Am langen Esstisch des Hotels, berühmt für seine üppigen Gedecke, saßen wir nebeneinander. Nach jütländischem Brauch war insbesondere der Abendbrottisch ein reichhaltiges Zeugnis für die Fettigkeit der dänischen Erde. Er war wie eine Speisekammer-Offenbarung aus dem Schlaraffenland. Damals befand sich die Welt in einer glücklichen Phase, in der es sich für ein paar Kronen am Tag wie ein Vielfraß leben ließ.

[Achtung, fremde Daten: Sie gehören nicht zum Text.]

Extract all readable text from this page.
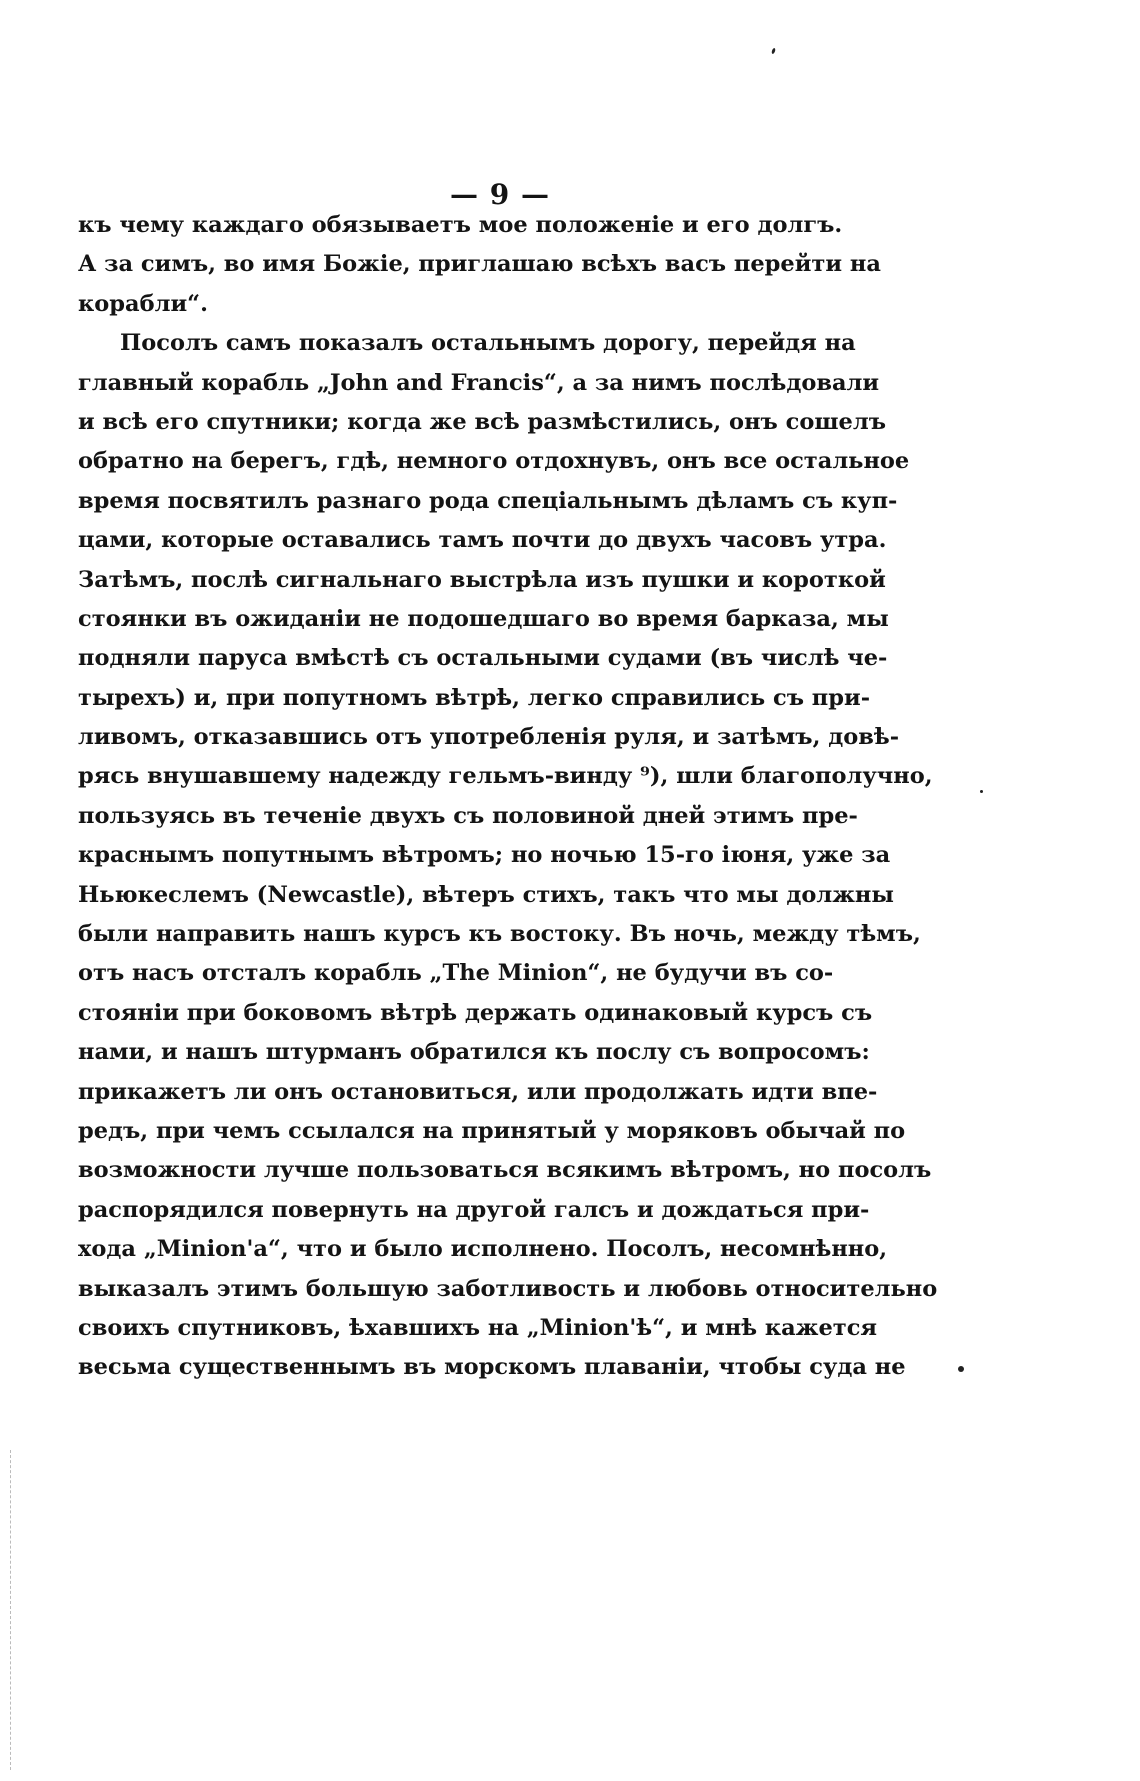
— 9 —
къ чему каждаго обязываетъ мое положенiе и его долгъ.
А за симъ, во имя Божiе, приглашаю всѣхъ васъ перейти на
корабли“.
Посолъ самъ показалъ остальнымъ дорогу, перейдя на
главный корабль „John and Francis“, а за нимъ послѣдовали
и всѣ его спутники; когда же всѣ размѣстились, онъ сошелъ
обратно на берегъ, гдѣ, немного отдохнувъ, онъ все остальное
время посвятилъ разнаго рода спецiальнымъ дѣламъ съ куп-
цами, которые оставались тамъ почти до двухъ часовъ утра.
Затѣмъ, послѣ сигнальнаго выстрѣла изъ пушки и короткой
стоянки въ ожиданiи не подошедшаго во время барказа, мы
подняли паруса вмѣстѣ съ остальными судами (въ числѣ че-
тырехъ) и, при попутномъ вѣтрѣ, легко справились съ при-
ливомъ, отказавшись отъ употребленiя руля, и затѣмъ, довѣ-
рясь внушавшему надежду гельмъ-винду ⁹), шли благополучно,
пользуясь въ теченiе двухъ съ половиной дней этимъ пре-
краснымъ попутнымъ вѣтромъ; но ночью 15-го iюня, уже за
Ньюкеслемъ (Newcastle), вѣтеръ стихъ, такъ что мы должны
были направить нашъ курсъ къ востоку. Въ ночь, между тѣмъ,
отъ насъ отсталъ корабль „The Minion“, не будучи въ со-
стоянiи при боковомъ вѣтрѣ держать одинаковый курсъ съ
нами, и нашъ штурманъ обратился къ послу съ вопросомъ:
прикажетъ ли онъ остановиться, или продолжать идти впе-
редъ, при чемъ ссылался на принятый у моряковъ обычай по
возможности лучше пользоваться всякимъ вѣтромъ, но посолъ
распорядился повернуть на другой галсъ и дождаться при-
хода „Minion'a“, что и было исполнено. Посолъ, несомнѣнно,
выказалъ этимъ большую заботливость и любовь относительно
своихъ спутниковъ, ѣхавшихъ на „Minion'ѣ“, и мнѣ кажется
весьма существеннымъ въ морскомъ плаванiи, чтобы суда не
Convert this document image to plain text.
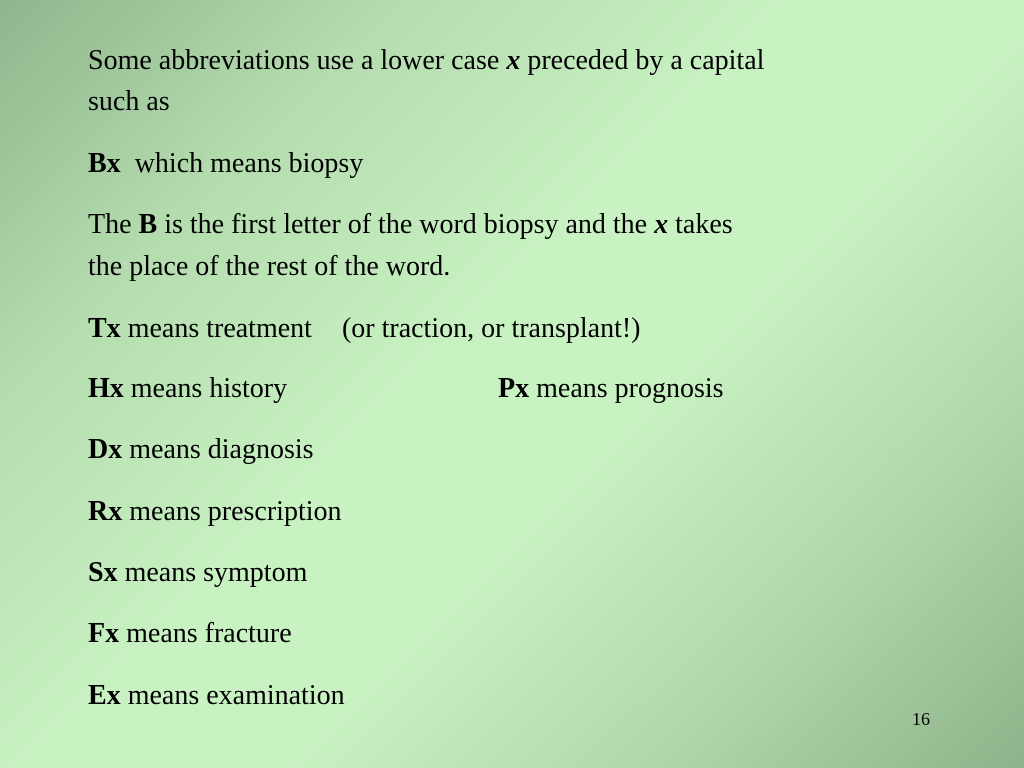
Some abbreviations use a lower case x preceded by a capital
such as
Bx  which means biopsy
The B is the first letter of the word biopsy and the x takes
the place of the rest of the word.
Tx means treatment (or traction, or transplant!)
Hx means history	Px means prognosis
Dx means diagnosis
Rx means prescription
Sx means symptom
Fx means fracture
Ex means examination
16
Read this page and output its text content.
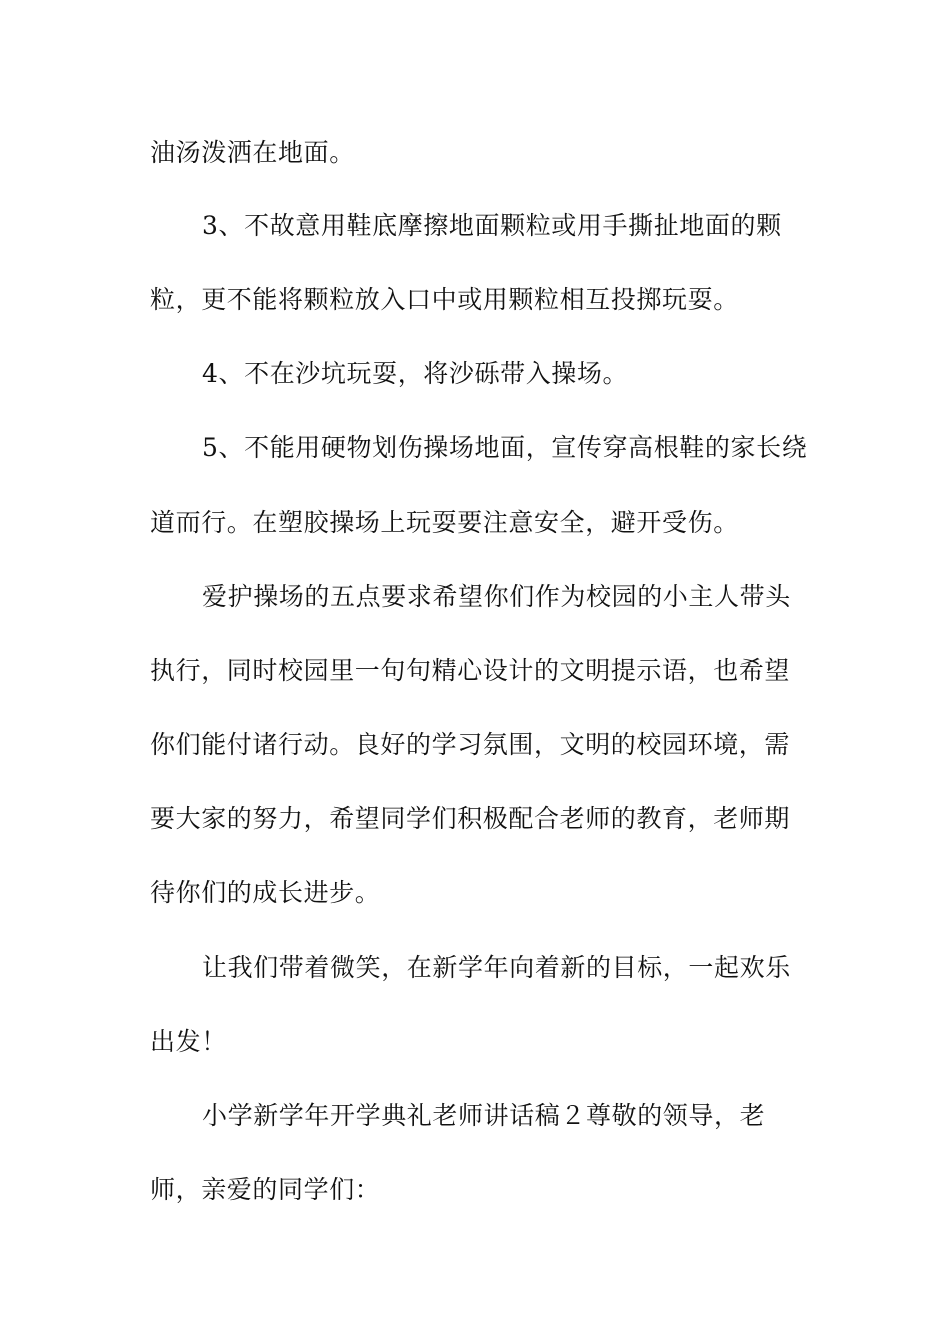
油汤泼洒在地面。
3、不故意用鞋底摩擦地面颗粒或用手撕扯地面的颗
粒，更不能将颗粒放入口中或用颗粒相互投掷玩耍。
4、不在沙坑玩耍，将沙砾带入操场。
5、不能用硬物划伤操场地面，宣传穿高根鞋的家长绕
道而行。在塑胶操场上玩耍要注意安全，避开受伤。
爱护操场的五点要求希望你们作为校园的小主人带头
执行，同时校园里一句句精心设计的文明提示语，也希望
你们能付诸行动。良好的学习氛围，文明的校园环境，需
要大家的努力，希望同学们积极配合老师的教育，老师期
待你们的成长进步。
让我们带着微笑，在新学年向着新的目标，一起欢乐
出发！
小学新学年开学典礼老师讲话稿２尊敬的领导，老
师，亲爱的同学们：
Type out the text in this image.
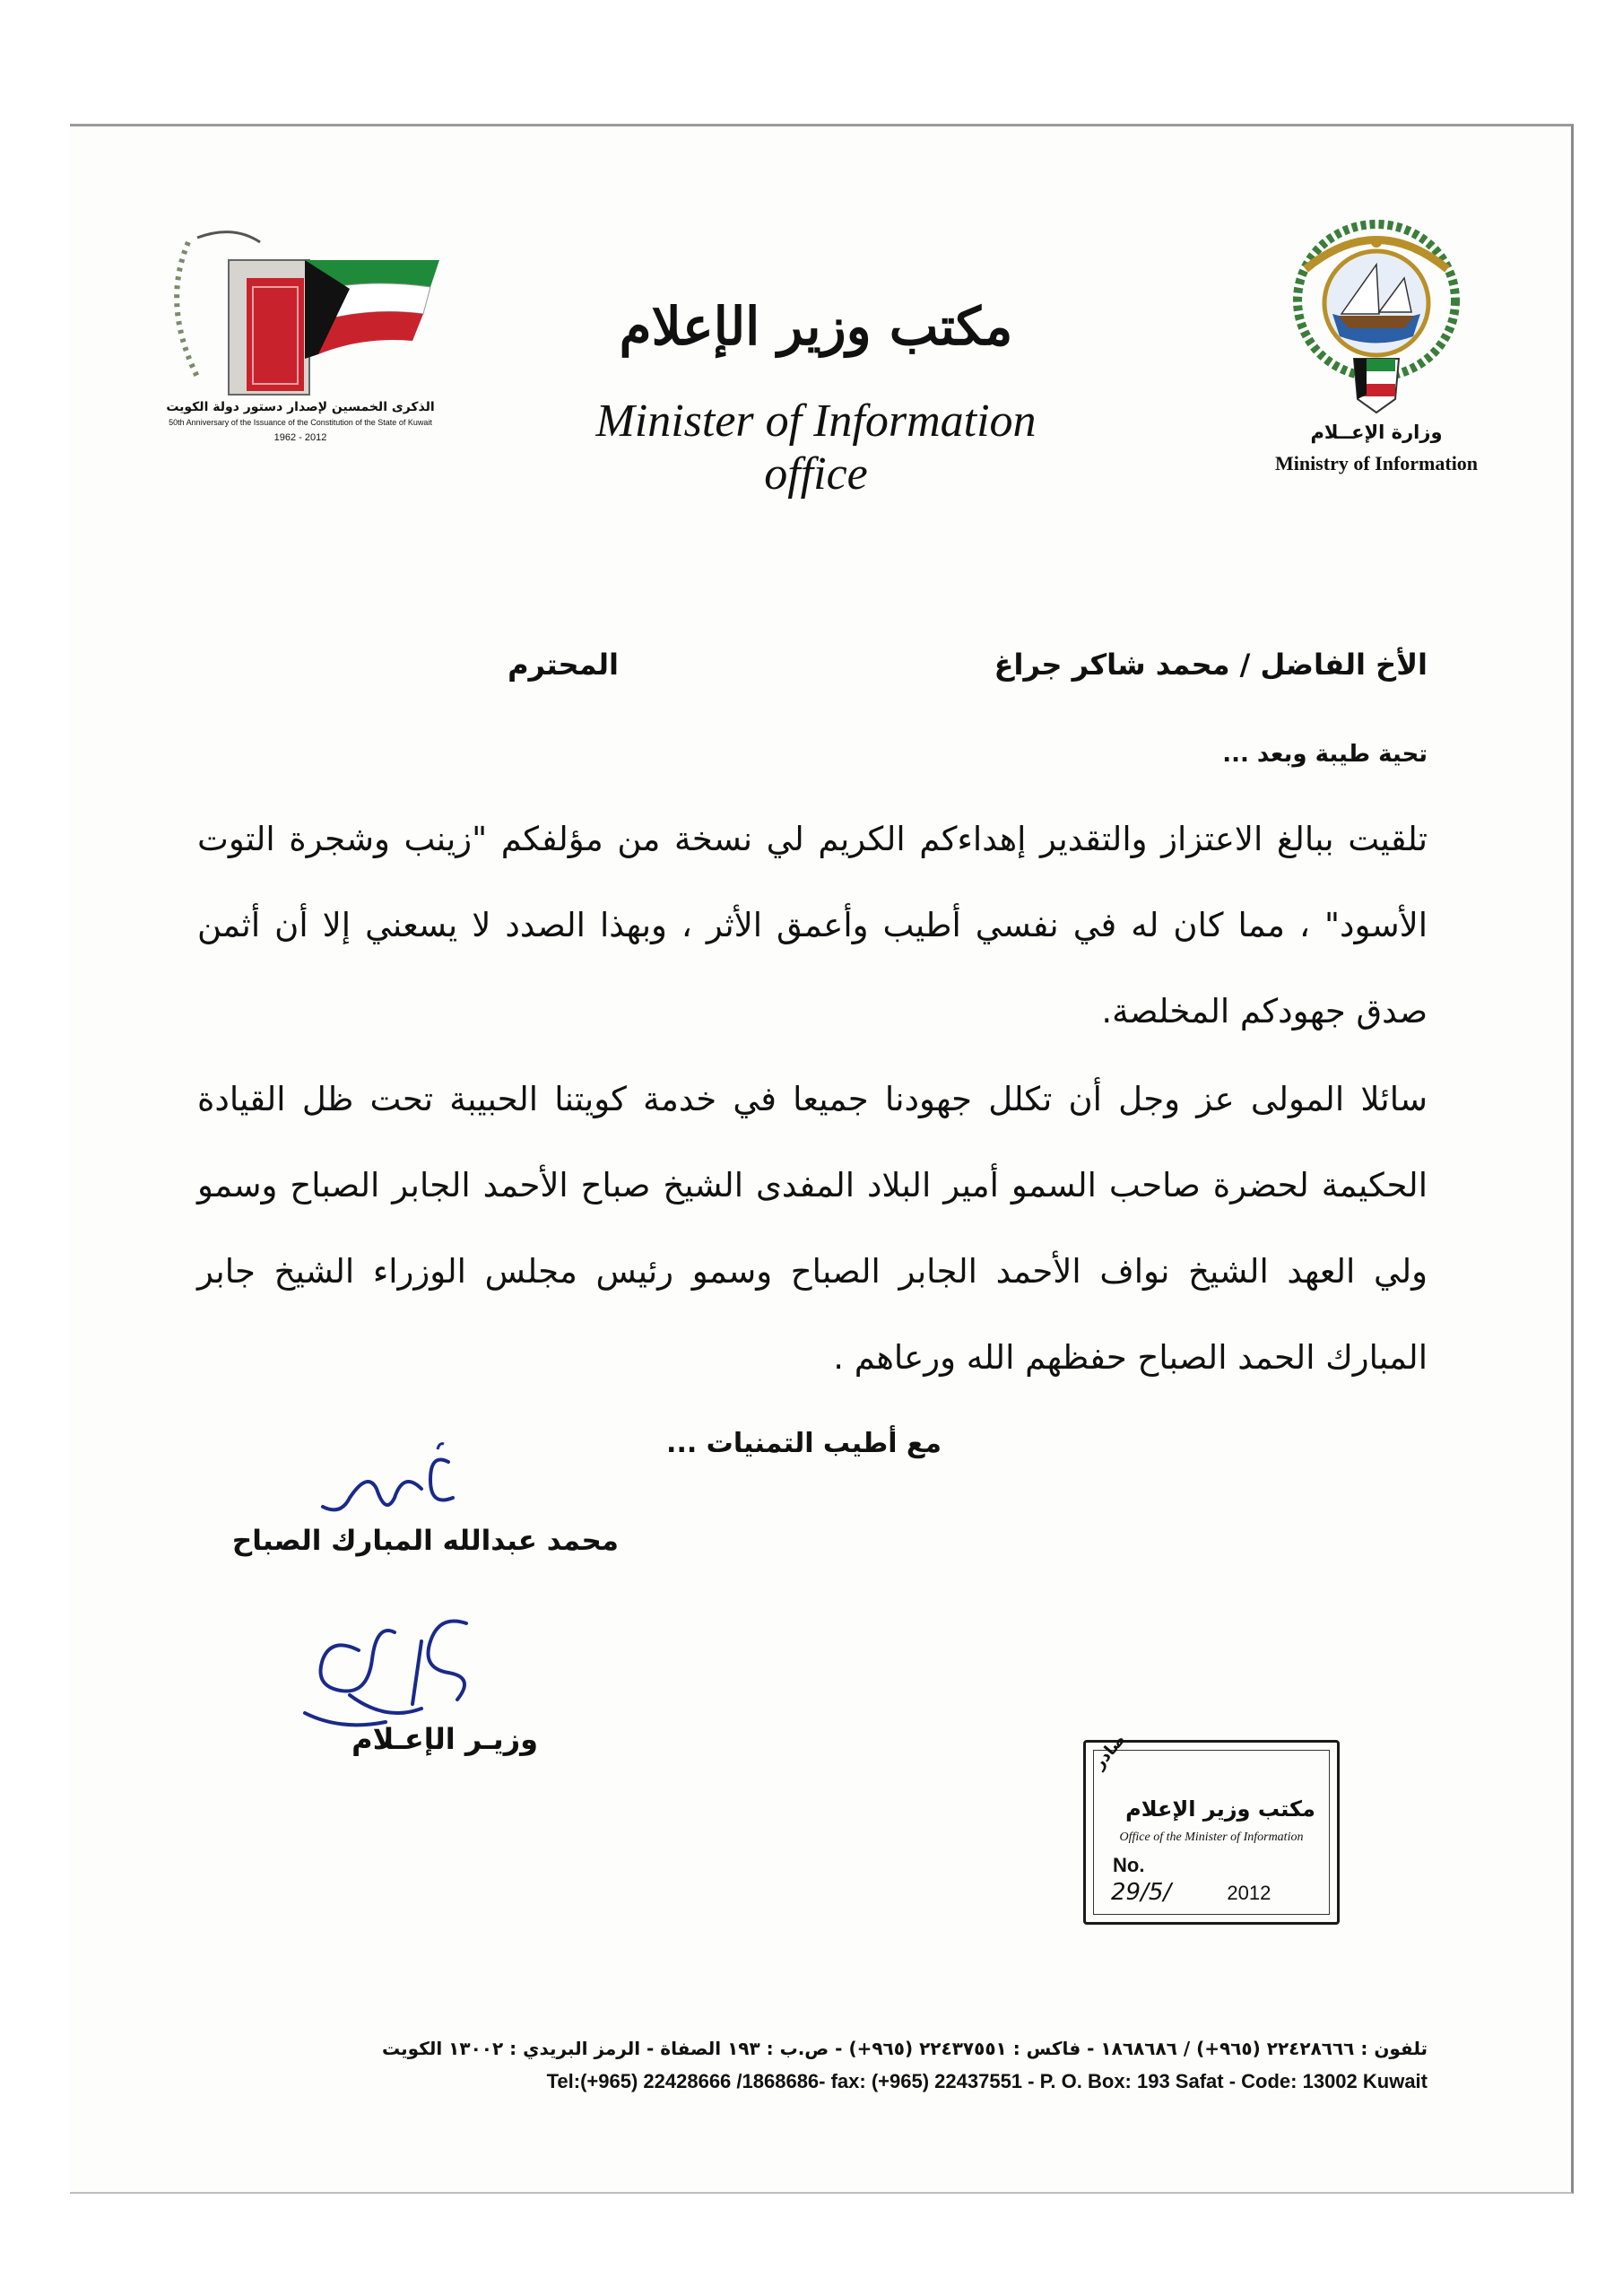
وزارة الإعــلام
Ministry of Information
مكتب وزير الإعلام
Minister of Information office
الذكرى الخمسين لإصدار دستور دولة الكويت
50th Anniversary of the Issuance of the Constitution of the State of Kuwait
1962 - 2012
الأخ الفاضل / محمد شاكر جراغ
المحترم
تحية طيبة وبعد ...
تلقيت ببالغ الاعتزاز والتقدير إهداءكم الكريم لي نسخة من مؤلفكم "زينب وشجرة التوت الأسود" ، مما كان له في نفسي أطيب وأعمق الأثر ، وبهذا الصدد لا يسعني إلا أن أثمن صدق جهودكم المخلصة.
سائلا المولى عز وجل أن تكلل جهودنا جميعا في خدمة كويتنا الحبيبة تحت ظل القيادة الحكيمة لحضرة صاحب السمو أمير البلاد المفدى الشيخ صباح الأحمد الجابر الصباح وسمو ولي العهد الشيخ نواف الأحمد الجابر الصباح وسمو رئيس مجلس الوزراء الشيخ جابر المبارك الحمد الصباح حفظهم الله ورعاهم .
مع أطيب التمنيات ...
محمد عبدالله المبارك الصباح
وزيـر الإعـلام	صادر
مكتب وزير الإعلام
Office of the Minister of Information
No.
29/5/	2012
تلفون : ٢٢٤٢٨٦٦٦ (٩٦٥+) / ١٨٦٨٦٨٦ - فاكس : ٢٢٤٣٧٥٥١ (٩٦٥+) - ص.ب : ١٩٣ الصفاة - الرمز البريدي : ١٣٠٠٢ الكويت
Tel:(+965) 22428666 /1868686- fax: (+965) 22437551 - P. O. Box: 193 Safat - Code: 13002 Kuwait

Bereits am ersten Tag fiel mir auf, dass sie bloß ein paar Stücke trockenes Weißbrot mit etwas Marmelade aß. Selbstverständlich wurde mir rasch der Grund klar, zumal sich unter den Gästen ein älteres Ehepaar befand, das sie vom anderen Ende des Tisches aus neugierig beobachtete. Es waren Leute aus unserem Heimatort, und ich konnte verstehen, welche Aufregung es in der kleinen jüdischen Gemeinde hervorrufen würde, wenn berichtet werden könnte, dass nicht einmal die Tochter des Priesters die Speisegebote einhielt.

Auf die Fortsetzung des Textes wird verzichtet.